Why Your Competitor Shows Up on Google and You Don't (And How to Fix It)
Local SEO explained in plain English — how small businesses get found on Google by people nearby who are ready to buy.
You need a plumber. Fast. You grab your phone and type "best plumber in Oslo." Three names pop up at the top of Google, with stars, photos, and a little map. You call the first one.
Here's the question nobody asks: why those three? And more importantly — if you run a local business, why isn't it you?
What "Local SEO" Actually Means
SEO stands for Search Engine Optimisation. Fancy term, simple idea: it's everything that convinces Google your business is the right answer when someone nearby searches for what you do.
Local SEO specifically is about showing up for people in your area — not someone in London, not a random visitor from another country, but someone two streets away who needs your service today.
Think of Google as a very paranoid tour guide. Before recommending a business to a visitor, it asks three questions: Is this place real? Is it close? Is it any good? Your job is to answer all three with a loud, confident "yes."
The Map Pack — That Little Box That Changes Everything
When you search for a local service, Google often shows a map with three business listings right below it. People in the industry call this the "map pack." It sits above the regular website results, which means it gets seen first.
Getting into that map pack is often worth more than anything else you can do for your online presence. It's prime real estate — and it's free, if you know how to claim it.
Step One: Claim Your Google Business Profile
This is your single most important move. A Google Business Profile (previously called Google My Business) is a free listing that tells Google — and potential customers — who you are, where you are, what you do, and when you're open.
If you haven't claimed yours yet, there's a solid chance Google has created a bare-bones version of your business already, with incomplete or wrong information. Claiming it takes about 15 minutes, and it puts you in control.
Fill in everything. Hours, photos, phone number, website, a short description of your services. The more complete your profile, the more seriously Google takes you.
Step Two: Say the Words Your Customers Actually Type
Here's where small businesses often miss a trick. You might describe yourself as an "HVAC solutions provider." Your customers type "heating repair Oslo" or "broken boiler fix."
Use the words real people use. Put your city or neighbourhood in your website text, page titles, and service descriptions. Not in a weird, robotic way — just naturally. "We've been fixing boilers for families across Oslo for over 10 years" does the job perfectly.
This is called using local keywords, and it signals to Google exactly where you operate and what you do.

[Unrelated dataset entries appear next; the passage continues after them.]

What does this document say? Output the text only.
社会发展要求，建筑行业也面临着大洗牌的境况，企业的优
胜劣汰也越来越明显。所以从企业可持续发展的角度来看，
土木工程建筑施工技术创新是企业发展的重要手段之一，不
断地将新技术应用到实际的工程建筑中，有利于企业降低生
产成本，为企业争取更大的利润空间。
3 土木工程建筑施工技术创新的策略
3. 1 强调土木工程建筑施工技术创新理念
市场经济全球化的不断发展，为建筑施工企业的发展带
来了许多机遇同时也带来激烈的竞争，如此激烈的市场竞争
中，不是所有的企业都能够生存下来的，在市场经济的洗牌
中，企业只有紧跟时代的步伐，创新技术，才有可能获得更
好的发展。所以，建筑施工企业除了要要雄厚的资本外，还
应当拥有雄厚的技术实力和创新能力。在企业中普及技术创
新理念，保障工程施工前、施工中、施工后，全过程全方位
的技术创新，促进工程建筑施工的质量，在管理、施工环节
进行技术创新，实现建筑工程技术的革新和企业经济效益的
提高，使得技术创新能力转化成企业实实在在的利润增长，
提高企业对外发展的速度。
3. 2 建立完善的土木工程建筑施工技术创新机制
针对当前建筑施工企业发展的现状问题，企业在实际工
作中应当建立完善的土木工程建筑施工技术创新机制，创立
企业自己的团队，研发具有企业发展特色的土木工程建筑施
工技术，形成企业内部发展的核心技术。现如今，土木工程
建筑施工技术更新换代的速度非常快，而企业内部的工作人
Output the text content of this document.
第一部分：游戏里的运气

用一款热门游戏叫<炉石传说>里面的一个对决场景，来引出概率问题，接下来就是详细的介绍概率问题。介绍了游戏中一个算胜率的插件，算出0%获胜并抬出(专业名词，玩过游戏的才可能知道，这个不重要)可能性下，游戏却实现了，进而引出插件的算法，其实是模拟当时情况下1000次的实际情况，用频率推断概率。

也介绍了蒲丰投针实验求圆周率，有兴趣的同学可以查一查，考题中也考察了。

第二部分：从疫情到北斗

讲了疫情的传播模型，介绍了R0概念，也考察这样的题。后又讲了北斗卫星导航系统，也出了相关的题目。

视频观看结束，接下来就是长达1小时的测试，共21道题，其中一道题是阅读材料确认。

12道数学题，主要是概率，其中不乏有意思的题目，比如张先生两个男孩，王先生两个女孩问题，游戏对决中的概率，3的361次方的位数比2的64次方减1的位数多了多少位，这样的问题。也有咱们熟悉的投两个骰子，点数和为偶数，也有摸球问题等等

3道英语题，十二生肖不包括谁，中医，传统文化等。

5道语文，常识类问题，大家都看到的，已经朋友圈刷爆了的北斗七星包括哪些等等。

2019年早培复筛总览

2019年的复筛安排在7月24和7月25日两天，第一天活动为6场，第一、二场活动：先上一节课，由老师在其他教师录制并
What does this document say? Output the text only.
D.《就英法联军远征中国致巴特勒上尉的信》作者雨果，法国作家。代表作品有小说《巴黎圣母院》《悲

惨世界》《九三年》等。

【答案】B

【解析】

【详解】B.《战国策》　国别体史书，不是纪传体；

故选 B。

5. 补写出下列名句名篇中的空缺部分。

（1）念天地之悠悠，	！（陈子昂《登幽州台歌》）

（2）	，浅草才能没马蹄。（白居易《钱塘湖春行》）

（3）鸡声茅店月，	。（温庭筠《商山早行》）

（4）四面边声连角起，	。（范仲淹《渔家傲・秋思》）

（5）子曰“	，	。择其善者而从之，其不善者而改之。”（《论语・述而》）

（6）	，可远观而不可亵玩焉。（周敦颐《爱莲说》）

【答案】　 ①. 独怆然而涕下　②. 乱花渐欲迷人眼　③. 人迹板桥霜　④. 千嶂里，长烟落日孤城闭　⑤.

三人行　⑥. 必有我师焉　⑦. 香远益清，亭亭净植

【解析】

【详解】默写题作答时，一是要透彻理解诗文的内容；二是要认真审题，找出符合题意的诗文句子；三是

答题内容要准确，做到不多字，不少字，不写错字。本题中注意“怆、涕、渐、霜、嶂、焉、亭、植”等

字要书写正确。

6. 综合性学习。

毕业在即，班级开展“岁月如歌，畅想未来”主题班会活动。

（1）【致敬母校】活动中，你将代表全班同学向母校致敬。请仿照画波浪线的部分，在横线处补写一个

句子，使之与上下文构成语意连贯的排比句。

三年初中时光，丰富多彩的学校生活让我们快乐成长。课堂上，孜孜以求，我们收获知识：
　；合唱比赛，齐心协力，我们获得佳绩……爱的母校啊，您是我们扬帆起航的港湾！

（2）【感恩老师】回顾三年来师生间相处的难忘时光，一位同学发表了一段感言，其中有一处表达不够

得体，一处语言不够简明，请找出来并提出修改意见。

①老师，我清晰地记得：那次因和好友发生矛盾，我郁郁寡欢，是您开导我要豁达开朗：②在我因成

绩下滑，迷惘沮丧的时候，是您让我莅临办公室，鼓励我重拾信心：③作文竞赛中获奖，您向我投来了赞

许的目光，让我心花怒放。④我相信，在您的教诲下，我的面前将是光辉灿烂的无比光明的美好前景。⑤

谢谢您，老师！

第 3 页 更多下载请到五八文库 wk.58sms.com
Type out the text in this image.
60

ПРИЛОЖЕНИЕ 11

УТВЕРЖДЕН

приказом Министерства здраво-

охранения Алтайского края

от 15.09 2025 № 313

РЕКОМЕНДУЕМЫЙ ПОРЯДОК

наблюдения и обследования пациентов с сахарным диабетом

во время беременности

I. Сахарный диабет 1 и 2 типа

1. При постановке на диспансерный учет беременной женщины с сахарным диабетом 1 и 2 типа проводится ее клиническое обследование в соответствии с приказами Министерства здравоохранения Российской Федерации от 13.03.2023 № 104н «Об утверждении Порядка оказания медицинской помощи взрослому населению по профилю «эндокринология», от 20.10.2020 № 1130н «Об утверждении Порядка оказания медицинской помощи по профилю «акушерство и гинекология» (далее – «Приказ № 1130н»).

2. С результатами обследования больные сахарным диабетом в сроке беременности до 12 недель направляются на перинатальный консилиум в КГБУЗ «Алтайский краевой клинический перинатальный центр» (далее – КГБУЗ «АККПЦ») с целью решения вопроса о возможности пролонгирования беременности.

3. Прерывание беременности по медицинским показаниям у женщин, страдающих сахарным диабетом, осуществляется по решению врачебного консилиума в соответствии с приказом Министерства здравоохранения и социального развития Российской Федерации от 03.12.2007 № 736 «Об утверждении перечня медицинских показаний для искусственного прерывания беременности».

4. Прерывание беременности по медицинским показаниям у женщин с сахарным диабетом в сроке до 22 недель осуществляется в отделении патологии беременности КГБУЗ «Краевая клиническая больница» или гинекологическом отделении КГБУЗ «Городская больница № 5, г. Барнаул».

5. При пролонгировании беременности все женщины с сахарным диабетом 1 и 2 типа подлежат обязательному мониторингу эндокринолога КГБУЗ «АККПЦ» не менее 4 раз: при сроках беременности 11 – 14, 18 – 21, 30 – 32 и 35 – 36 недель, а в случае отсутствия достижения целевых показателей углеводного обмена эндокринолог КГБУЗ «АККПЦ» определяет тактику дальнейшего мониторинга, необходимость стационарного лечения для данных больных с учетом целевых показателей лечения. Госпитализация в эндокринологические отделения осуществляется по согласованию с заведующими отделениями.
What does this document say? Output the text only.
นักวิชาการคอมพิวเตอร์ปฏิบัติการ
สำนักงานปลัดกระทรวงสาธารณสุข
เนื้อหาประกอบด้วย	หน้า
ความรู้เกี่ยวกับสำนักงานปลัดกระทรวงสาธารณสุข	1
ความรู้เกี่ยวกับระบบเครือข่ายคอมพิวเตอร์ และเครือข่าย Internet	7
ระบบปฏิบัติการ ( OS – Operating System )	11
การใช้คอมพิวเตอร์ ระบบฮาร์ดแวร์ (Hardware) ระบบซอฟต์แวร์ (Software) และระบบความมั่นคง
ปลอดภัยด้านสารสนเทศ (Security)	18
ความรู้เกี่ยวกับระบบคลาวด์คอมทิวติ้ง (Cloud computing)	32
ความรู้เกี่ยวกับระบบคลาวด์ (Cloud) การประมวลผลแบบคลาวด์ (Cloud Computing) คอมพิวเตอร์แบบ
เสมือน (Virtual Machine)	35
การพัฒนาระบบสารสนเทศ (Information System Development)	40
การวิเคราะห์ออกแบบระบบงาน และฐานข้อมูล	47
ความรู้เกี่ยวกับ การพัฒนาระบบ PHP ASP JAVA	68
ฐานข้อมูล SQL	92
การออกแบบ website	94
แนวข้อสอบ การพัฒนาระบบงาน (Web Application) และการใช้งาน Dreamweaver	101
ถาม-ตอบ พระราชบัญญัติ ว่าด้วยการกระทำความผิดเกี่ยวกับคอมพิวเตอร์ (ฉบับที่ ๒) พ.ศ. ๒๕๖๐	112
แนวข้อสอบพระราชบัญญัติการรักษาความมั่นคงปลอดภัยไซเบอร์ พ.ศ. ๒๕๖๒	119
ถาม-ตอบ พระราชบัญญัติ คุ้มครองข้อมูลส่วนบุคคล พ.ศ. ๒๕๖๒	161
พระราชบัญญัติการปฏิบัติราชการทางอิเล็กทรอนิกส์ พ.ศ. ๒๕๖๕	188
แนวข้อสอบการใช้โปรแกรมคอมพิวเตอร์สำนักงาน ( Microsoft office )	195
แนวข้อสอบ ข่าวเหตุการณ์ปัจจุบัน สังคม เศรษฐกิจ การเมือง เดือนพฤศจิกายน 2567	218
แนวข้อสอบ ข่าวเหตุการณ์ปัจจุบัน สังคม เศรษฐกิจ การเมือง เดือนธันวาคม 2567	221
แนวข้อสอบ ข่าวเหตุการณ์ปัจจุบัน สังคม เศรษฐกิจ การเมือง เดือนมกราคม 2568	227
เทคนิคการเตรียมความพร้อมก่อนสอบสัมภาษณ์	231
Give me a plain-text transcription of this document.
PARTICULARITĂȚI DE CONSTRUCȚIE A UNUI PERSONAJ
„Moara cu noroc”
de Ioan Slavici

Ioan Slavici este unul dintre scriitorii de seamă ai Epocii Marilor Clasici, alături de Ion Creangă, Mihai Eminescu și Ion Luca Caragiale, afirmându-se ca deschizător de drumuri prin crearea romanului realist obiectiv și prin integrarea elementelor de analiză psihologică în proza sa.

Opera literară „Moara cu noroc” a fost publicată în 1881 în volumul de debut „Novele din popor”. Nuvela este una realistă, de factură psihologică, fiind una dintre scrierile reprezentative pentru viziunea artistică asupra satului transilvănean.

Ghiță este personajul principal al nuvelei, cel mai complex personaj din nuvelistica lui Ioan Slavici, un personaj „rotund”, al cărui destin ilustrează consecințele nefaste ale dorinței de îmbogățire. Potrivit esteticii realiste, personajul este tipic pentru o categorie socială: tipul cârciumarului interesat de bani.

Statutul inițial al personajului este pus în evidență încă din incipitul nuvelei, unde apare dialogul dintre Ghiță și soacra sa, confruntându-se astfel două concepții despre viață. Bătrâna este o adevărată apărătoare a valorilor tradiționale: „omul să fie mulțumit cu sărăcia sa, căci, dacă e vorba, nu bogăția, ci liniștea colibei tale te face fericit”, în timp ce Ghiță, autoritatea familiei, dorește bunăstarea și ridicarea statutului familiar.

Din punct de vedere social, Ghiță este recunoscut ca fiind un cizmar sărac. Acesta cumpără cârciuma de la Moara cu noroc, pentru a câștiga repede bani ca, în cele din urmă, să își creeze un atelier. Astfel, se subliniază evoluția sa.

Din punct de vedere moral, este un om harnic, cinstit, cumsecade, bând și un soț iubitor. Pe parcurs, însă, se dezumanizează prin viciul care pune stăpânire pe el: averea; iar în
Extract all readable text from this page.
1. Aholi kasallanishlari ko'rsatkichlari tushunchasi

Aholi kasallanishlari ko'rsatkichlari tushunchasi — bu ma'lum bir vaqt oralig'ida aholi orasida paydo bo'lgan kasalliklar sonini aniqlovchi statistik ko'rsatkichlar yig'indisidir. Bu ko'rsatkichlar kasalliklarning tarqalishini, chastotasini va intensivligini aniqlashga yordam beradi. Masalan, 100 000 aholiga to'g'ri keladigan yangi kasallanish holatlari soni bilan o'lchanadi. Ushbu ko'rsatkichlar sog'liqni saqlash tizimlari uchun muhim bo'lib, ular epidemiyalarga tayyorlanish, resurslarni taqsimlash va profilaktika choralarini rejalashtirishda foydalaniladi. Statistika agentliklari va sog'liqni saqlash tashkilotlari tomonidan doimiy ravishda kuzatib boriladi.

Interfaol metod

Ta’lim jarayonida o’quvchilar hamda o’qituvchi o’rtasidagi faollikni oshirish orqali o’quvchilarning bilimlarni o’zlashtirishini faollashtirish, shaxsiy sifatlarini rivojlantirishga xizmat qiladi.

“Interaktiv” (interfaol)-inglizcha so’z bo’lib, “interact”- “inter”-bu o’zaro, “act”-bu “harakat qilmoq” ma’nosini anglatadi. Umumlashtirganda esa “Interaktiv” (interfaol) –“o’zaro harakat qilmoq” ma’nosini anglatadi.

Step Three: Your Name, Address, and Phone Number — Everywhere, the Same Way
This one sounds almost too simple, but it trips up a surprising number of businesses. Google cross-checks your information across the internet — your website, Facebook, local directories, review sites. If your address is written three different ways in three different places, Google gets confused and trusts you less.
Pick one format for your business name, address, and phone number. Then use it exactly that way, everywhere. Even small differences matter — "St." versus "Street," a missing unit number, an old phone number on an outdated directory listing. This consistency is called NAP consistency (Name, Address, Phone), and it's one of the quiet signals that tells Google you're a legitimate, established business.
Step Four: Reviews Are Not Optional Anymore
Think about the last time you tried a new restaurant. Did you check the reviews first? So does everyone else — including Google's algorithm.
A steady stream of genuine positive reviews does two things: it convinces real people to call you, and it convinces Google to rank you higher. Ask your happy customers to leave a review. Most people are glad to help when someone asks directly and makes it easy — send them a link straight to your Google review page.
One Oslo-based electrician told me he went from zero online enquiries to booking two weeks out, simply by asking each job's customer to leave a review. Within four months, he was consistently in the top three for his area. No ads. No complicated strategy. Just reviews and a complete profile.
Why the Top Plumber in Oslo Wins Every Time
Back to our plumber. The ones at the top of that search aren't necessarily the best plumbers in the city. They're the ones who claimed their Google profile, kept their information consistent, collected reviews regularly, and mentioned Oslo (and their specific neighbourhoods) on their website.
The plumber down the road with 20 years of experience and a stack of happy customers might be invisible online — not because Google dislikes him, but because he never told Google he existed.
This Takes More Time Than Most Business Owners Expect
Local SEO isn't a one-afternoon job. It's a handful of smart steps done properly, then maintained over time. Done well, it compounds — a good profile today brings reviews next month, which brings more visibility next quarter.